As Saavik, Alley opens what is often considered to be the best Star Trek movie of all time, and when Spock dies at the end of the film, she sheds a single tear, letting us know the new resident Vulcan on the Enterprise is a little bit more like us. And because The Wrath of Khan is essentially a film about aging and legacy, Saavik is, in some ways, the most important character. As Kirk, Spock, and Bones contemplate getting older, Saavik is clearly introduced to the audience as the next generation. She’s in the captain’s chair at the start of the film, and if you squint, you could imagine an alternate universe in which we got to see Saavik get her own starship. Without Kirstie Alley’s performance as Saavik in The Wrath of Khan, none of the emotional beats work. She’s the voice of the younger generation, questioning Kirk and Spock’s methods, but also letting a casual viewer fall in love with these characters through her eyes.

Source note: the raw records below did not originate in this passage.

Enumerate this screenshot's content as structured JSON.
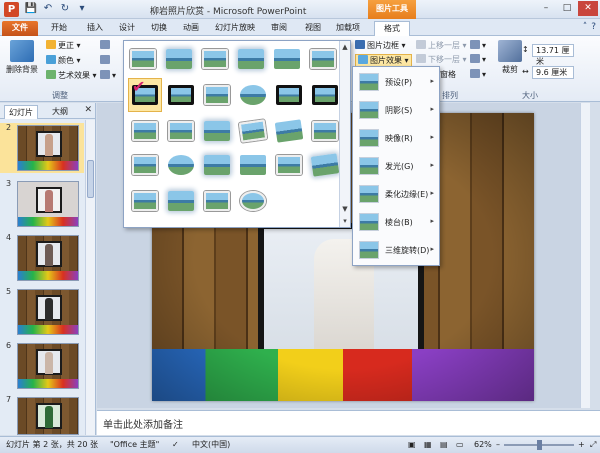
{
  "window": {
    "title": "柳岩照片欣赏 - Microsoft PowerPoint",
    "tools_tab": "图片工具",
    "app_icon_letter": "P",
    "qat_save": "💾",
    "qat_undo": "↶",
    "qat_redo": "↻",
    "qat_more": "▾",
    "ctl_min": "–",
    "ctl_max": "□",
    "ctl_close": "✕"
  },
  "tabs": [
    "文件",
    "开始",
    "插入",
    "设计",
    "切换",
    "动画",
    "幻灯片放映",
    "审阅",
    "视图",
    "加载项",
    "格式"
  ],
  "ribbon": {
    "remove_bg": "删除背景",
    "corrections": "更正",
    "color": "颜色",
    "artistic": "艺术效果",
    "adjust_group": "调整",
    "border": "图片边框",
    "effects": "图片效果",
    "bring_forward": "上移一层",
    "send_backward": "下移一层",
    "selection_pane": "窗格",
    "arrange_group": "排列",
    "crop": "裁剪",
    "height": "13.71 厘米",
    "width": "9.6 厘米",
    "size_group": "大小"
  },
  "leftpanel": {
    "tab_slides": "幻灯片",
    "tab_outline": "大纲",
    "close": "✕",
    "slide_numbers": [
      "2",
      "3",
      "4",
      "5",
      "6",
      "7"
    ]
  },
  "notes": {
    "placeholder": "单击此处添加备注"
  },
  "statusbar": {
    "slide_info": "幻灯片 第 2 张，共 20 张",
    "theme": "\"Office 主题\"",
    "language": "中文(中国)",
    "zoom": "62%",
    "zoom_minus": "–",
    "zoom_plus": "+"
  },
  "effects_menu": {
    "items": [
      "预设(P)",
      "阴影(S)",
      "映像(R)",
      "发光(G)",
      "柔化边缘(E)",
      "棱台(B)",
      "三维旋转(D)"
    ],
    "arrow": "▸"
  },
  "gallery": {
    "check": "✔",
    "scroll_up": "▲",
    "scroll_down": "▼",
    "scroll_more": "▾"
  }
}
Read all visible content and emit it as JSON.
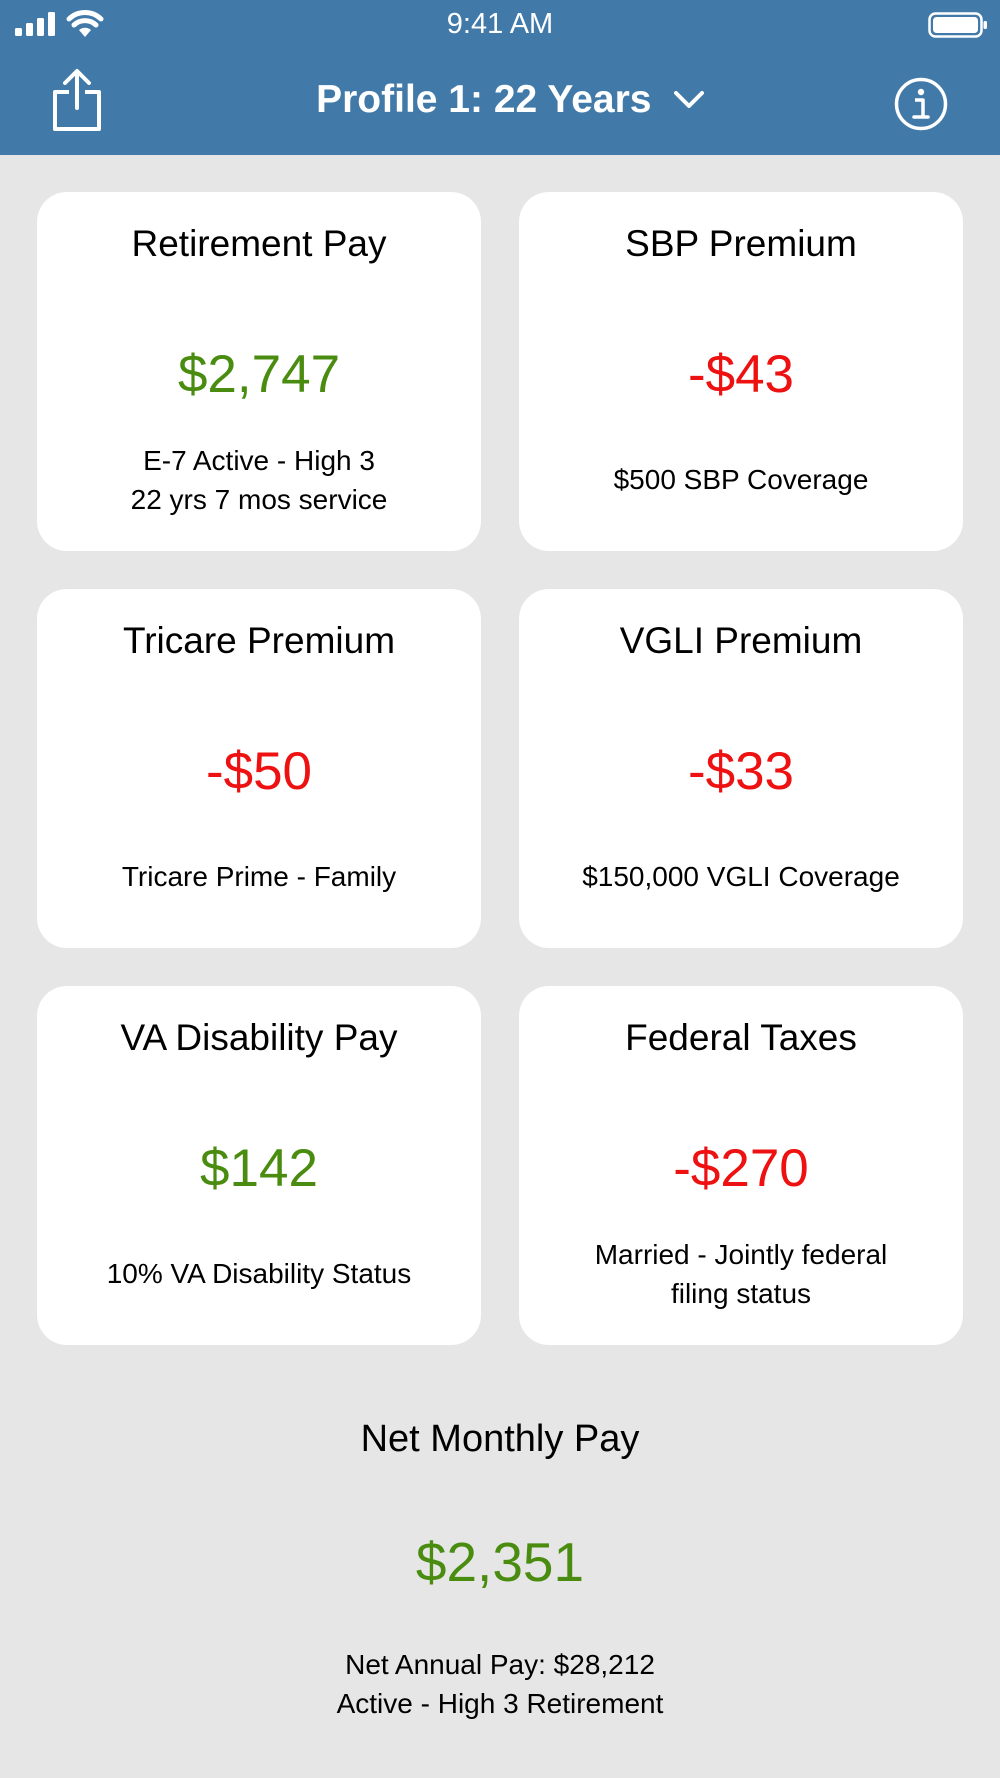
{
  "status_bar": {
    "time": "9:41 AM"
  },
  "nav": {
    "title": "Profile 1: 22 Years",
    "left_icon": "share-icon",
    "title_icon": "chevron-down-icon",
    "right_icon": "info-icon",
    "background_color": "#4179a8"
  },
  "cards": [
    {
      "title": "Retirement Pay",
      "value": "$2,747",
      "value_color": "#4a8c10",
      "description": [
        "E-7 Active - High 3",
        "22 yrs 7 mos service"
      ]
    },
    {
      "title": "SBP Premium",
      "value": "-$43",
      "value_color": "#ee1111",
      "description": [
        "$500 SBP Coverage"
      ]
    },
    {
      "title": "Tricare Premium",
      "value": "-$50",
      "value_color": "#ee1111",
      "description": [
        "Tricare Prime - Family"
      ]
    },
    {
      "title": "VGLI Premium",
      "value": "-$33",
      "value_color": "#ee1111",
      "description": [
        "$150,000 VGLI Coverage"
      ]
    },
    {
      "title": "VA Disability Pay",
      "value": "$142",
      "value_color": "#4a8c10",
      "description": [
        "10% VA Disability Status"
      ]
    },
    {
      "title": "Federal Taxes",
      "value": "-$270",
      "value_color": "#ee1111",
      "description": [
        "Married - Jointly federal",
        "filing status"
      ]
    }
  ],
  "net": {
    "title": "Net Monthly Pay",
    "value": "$2,351",
    "value_color": "#4a8c10",
    "annual": "Net Annual Pay: $28,212",
    "retirement_type": "Active - High 3 Retirement"
  }
}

Much has been written and said about why Kirstie Alley didn’t return for Star Trek III, and was instead, replaced by Robin Curtis. The most common explanation is that her agent pushed for an amount of money that Paramount couldn’t afford and that Search for Spock director Leonard Nimoy worried would put the film over budget. In 2016, at the Star Trek convention in Las Vegas, Alley admitted on stage that to this day, she felt like the details and exact reasons for her being recast were murky.
In The Search for Spock, Curtis’ version of Saavik took the character in a new direction, which was decidedly more Vulcan-like. Everything about Robin Curtis’ version of the character is wonderful, but Kirstie Alley’s version is, for some fans, still a bit more rock and roll. In The Wrath of Khan, Alley plays Saavik as young and naive, but she’s not innocent. You get the sense from Alley’s performance that Saavik is as dangerous as she is competent.
Because The Wrath of Khan was her first big break, the success of the movie obviously launched her career into warp speed. But sci-fi fans and Trek diehards benefited, too. Thanks to Alley’s layered and brilliant performance, the expansive world of Star Trek made room for a kind of person we’d never seen before. And, in many ways, Trek has never given us a character like Alley’s Saavik again.
Star Trek II: The Wrath of Khan is streaming on HBO Max.